Ingredients
1
cup dried cherries
1/3
cup brandy
1
box (19.9 oz) Betty Crocker™ Dark Chocolate Fudge Brownie Mix
Water, vegetable oil and egg called for on brownie mix box
3/4
cup hazelnuts (filberts), toasted, skins removed and nuts chopped
12
oz semisweet baking chocolate, chopped
1/2
cup hazelnut spread with cocoa
Preparation
Heat oven to 350°F. Spray 9-inch square pan with cooking spray. In 1-quart saucepan, heat cherries and brandy to simmering over medium heat. Remove from heat; let stand 15 minutes.
Make brownie mix as directed on box, using water, oil and egg, except stirring in cherries, any remaining brandy and 1/2 cup of the hazelnuts.
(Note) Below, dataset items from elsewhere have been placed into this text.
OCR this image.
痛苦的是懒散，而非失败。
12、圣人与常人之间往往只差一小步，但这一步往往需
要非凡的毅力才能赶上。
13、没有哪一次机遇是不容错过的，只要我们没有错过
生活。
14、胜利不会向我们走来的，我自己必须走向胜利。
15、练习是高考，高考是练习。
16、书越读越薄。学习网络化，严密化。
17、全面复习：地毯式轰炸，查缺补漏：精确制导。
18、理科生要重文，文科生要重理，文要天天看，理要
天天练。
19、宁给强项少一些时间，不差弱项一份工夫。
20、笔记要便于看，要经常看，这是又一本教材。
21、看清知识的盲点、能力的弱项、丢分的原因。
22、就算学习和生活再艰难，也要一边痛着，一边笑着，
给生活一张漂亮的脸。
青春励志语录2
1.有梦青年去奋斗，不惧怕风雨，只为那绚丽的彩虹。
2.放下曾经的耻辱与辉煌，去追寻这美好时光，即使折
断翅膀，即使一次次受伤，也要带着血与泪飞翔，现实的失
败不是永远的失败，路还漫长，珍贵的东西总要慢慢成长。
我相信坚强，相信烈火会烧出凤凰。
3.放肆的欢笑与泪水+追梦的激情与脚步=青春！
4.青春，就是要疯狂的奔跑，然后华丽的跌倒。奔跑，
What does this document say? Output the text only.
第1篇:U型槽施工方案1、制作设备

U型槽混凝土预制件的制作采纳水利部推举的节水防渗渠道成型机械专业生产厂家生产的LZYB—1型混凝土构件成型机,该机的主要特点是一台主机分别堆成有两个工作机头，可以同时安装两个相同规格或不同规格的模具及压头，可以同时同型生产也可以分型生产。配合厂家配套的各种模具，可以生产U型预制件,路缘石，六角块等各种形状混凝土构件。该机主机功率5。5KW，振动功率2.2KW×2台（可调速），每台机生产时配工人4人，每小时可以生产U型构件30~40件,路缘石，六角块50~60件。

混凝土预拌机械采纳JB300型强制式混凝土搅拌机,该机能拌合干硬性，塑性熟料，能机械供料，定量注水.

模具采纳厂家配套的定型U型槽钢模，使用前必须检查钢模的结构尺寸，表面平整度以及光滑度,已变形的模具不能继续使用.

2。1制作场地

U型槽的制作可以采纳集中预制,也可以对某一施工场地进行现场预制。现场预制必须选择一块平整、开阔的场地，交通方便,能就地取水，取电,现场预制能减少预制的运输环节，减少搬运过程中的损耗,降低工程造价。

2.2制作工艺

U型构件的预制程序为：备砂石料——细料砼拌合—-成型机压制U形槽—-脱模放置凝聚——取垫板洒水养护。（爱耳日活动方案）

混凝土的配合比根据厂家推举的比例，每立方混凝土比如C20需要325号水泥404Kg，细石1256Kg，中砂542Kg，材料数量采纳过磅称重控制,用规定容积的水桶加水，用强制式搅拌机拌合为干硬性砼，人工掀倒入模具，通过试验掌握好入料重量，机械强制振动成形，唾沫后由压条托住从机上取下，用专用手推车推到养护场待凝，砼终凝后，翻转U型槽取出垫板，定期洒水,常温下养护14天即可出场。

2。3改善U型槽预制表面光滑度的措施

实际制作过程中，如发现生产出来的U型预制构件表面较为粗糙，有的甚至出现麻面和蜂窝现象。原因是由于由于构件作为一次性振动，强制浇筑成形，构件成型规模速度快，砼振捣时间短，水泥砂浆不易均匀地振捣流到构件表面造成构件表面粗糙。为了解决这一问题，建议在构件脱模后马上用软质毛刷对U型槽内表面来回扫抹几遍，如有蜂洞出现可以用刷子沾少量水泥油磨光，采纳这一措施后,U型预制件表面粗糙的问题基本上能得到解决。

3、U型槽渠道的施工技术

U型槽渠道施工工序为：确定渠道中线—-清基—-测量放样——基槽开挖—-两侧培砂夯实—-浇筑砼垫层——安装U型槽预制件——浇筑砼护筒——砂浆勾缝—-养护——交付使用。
Pour into pan.
Bake 30 to 35 minutes or until toothpick inserted in center comes out clean. Cool in pan on cooling rack 30 minutes. Refrigerate 1 hour.
Line cookie sheet with waxed paper. With spoon, scoop out brownies and shape into 1-inch balls; place on cookie sheet.
In microwavable bowl, microwave baking chocolate uncovered on High 1 minute or until melted, stirring after 30 seconds. Stir in hazelnut spread until well blended. With fork, dip brownie balls, one at a time, into chocolate mixture; tap off excess. Return to cookie sheet. Sprinkle with remaining 1/4 cup hazelnuts. Refrigerate 30 minutes or until set.